Fue una petición extraña y poco común, aunque no del todo rara. "Doctor, si me ocurre algo grave -dijo Edward Winter, anciano de ochenta y dos años, -no quiero que me apliquen ningún método de resucitación. Déjenme morir en paz." Y el médico jefe del hospital accedió a la solicitud.
Poco después el anciano sufrió un derrame cerebral. El personal del hospital olvidó las instrucciones del médico y lo resucitó con aparatos. El anciano quedó semiparalizado, inutilizado por completo. De ahí que, entre él y su familia, entablaran una demanda contra el hospital "por no dejarlo morir cuando le llegó su tiempo".
Esa solicitud del anciano Winter es extraña, aunque no por completo, en estos tiempos. En todas partes se está debatiendo la misma controversia: ¿Es lícito, por medio de aparatos y químicos, prolongar la vida de una persona anciana y decrépita, en quien la naturaleza ha obrado y a quien le ha llegado el tiempo para dejar esta vida? ¿Para qué prolongar los sufrimientos, las angustias y los sobresaltos del moribundo cuando Dios, en su sabiduría y misericordia, ha dispuesto que la muerte alivie los dolores físicos y mentales de los seres humanos?

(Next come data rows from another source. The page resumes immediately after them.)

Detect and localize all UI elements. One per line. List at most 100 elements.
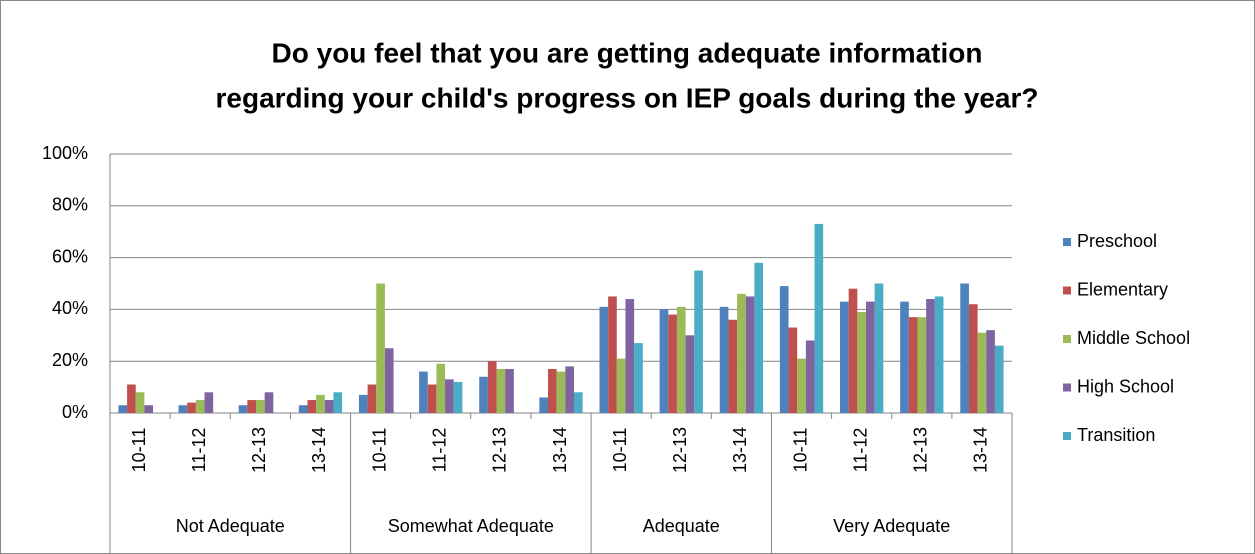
bar <box>556 371 566 413</box>
y-tick-label: 60% <box>52 246 88 266</box>
legend-swatch <box>1063 238 1071 246</box>
group-label: Adequate <box>643 516 720 536</box>
bar <box>788 327 798 413</box>
bar <box>977 332 987 413</box>
bar <box>135 392 145 413</box>
bar <box>634 343 643 413</box>
bar <box>178 405 188 413</box>
x-tick-label: 12-13 <box>670 427 690 473</box>
legend-swatch <box>1063 432 1071 440</box>
legend-label: Elementary <box>1077 279 1168 299</box>
group-label: Somewhat Adequate <box>388 516 554 536</box>
bar <box>659 309 669 413</box>
bar <box>247 400 257 413</box>
legend-swatch <box>1063 335 1071 343</box>
bar <box>719 306 729 413</box>
bar <box>427 384 437 413</box>
x-tick-label: 11-12 <box>429 428 449 473</box>
y-tick-label: 0% <box>62 402 88 422</box>
bar <box>908 317 918 413</box>
bar <box>127 384 136 413</box>
x-tick-label: 12-13 <box>490 427 510 473</box>
bar <box>333 392 343 413</box>
bar <box>496 368 506 413</box>
x-tick-label: 13-14 <box>971 427 991 473</box>
bar <box>565 366 574 413</box>
x-tick-label: 10-11 <box>790 428 810 473</box>
bar <box>316 394 325 413</box>
bar <box>625 299 635 413</box>
bar <box>324 400 334 413</box>
bar <box>840 301 849 413</box>
bar <box>376 283 385 413</box>
x-tick-label: 13-14 <box>309 427 329 473</box>
bar <box>599 306 609 413</box>
y-tick-label: 80% <box>52 195 88 215</box>
bar <box>608 296 617 413</box>
bar <box>857 311 866 413</box>
bar <box>986 330 995 413</box>
group-label: Not Adequate <box>176 516 285 536</box>
x-tick-label: 11-12 <box>189 428 209 473</box>
bar <box>419 371 428 413</box>
bar <box>195 400 205 413</box>
bar <box>548 368 557 413</box>
bar <box>848 288 858 413</box>
y-tick-label: 20% <box>52 350 88 370</box>
bar <box>264 392 274 413</box>
bar <box>960 283 969 413</box>
bar <box>694 270 703 413</box>
bar <box>436 363 446 413</box>
x-tick-label: 13-14 <box>550 427 570 473</box>
legend-swatch <box>1063 383 1071 392</box>
legend-swatch <box>1063 286 1071 295</box>
bar <box>187 402 196 413</box>
x-tick-label: 10-11 <box>369 428 389 473</box>
bar <box>797 358 806 413</box>
x-tick-label: 12-13 <box>249 427 269 473</box>
x-tick-label: 12-13 <box>911 427 931 473</box>
bar <box>900 301 909 413</box>
bar <box>367 384 377 413</box>
bar <box>728 319 738 413</box>
bar <box>737 293 746 413</box>
legend-label: High School <box>1077 376 1174 396</box>
legend-label: Preschool <box>1077 231 1157 251</box>
bar <box>384 348 394 413</box>
x-tick-label: 10-11 <box>610 428 630 473</box>
group-label: Very Adequate <box>833 516 950 536</box>
bar <box>144 405 154 413</box>
bar <box>754 262 764 413</box>
bar <box>298 405 308 413</box>
legend-label: Transition <box>1077 425 1155 445</box>
bar <box>118 405 128 413</box>
bar <box>814 223 824 413</box>
bar <box>445 379 454 413</box>
bar <box>745 296 755 413</box>
bar <box>676 306 686 413</box>
y-tick-label: 100% <box>42 143 88 163</box>
bar <box>616 358 626 413</box>
bar <box>934 296 944 413</box>
x-tick-label: 11-12 <box>850 428 870 473</box>
legend-label: Middle School <box>1077 328 1190 348</box>
bar <box>487 361 497 413</box>
bar <box>358 394 368 413</box>
bar <box>865 301 875 413</box>
bar <box>256 400 265 413</box>
chart-title: Do you feel that you are getting adequat… <box>272 37 983 68</box>
bar <box>573 392 583 413</box>
bar <box>685 335 695 413</box>
y-tick-label: 40% <box>52 298 88 318</box>
bar <box>779 286 789 413</box>
chart-title: regarding your child's progress on IEP g… <box>216 82 1039 113</box>
bar <box>204 392 214 413</box>
bar <box>668 314 677 413</box>
bar <box>479 376 488 413</box>
bar <box>307 400 317 413</box>
x-tick-label: 13-14 <box>730 427 750 473</box>
bar <box>994 345 1004 413</box>
bar <box>505 368 514 413</box>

En este debate mundial intervienen muchas personas con distintas opiniones, y hay mucha emoción de por medio en las discusiones. La palabra "eutanasia" anda en boca de todos. Unos la aceptan, otros la rechazan.
La razón más importante para mantener con vida a un enfermo incurable es darle tiempo de arreglar su cuenta de pecado con Dios. Pasar a la eternidad sin resolver este problema es algo que después no tiene remedio. ¿Cómo se arregla esta cuenta que todo ser humano tiene? Reconciliándose con Dios por medio de Jesucristo y aceptándolo como Salvador único y perfecto. Más vale que hagamos esto hoy mismo, sin esperar a que un derrame o un infarto nos lleve a las puertas de la muerte. Cristo murió para darnos su paz. Sólo tenemos que aceptarlo.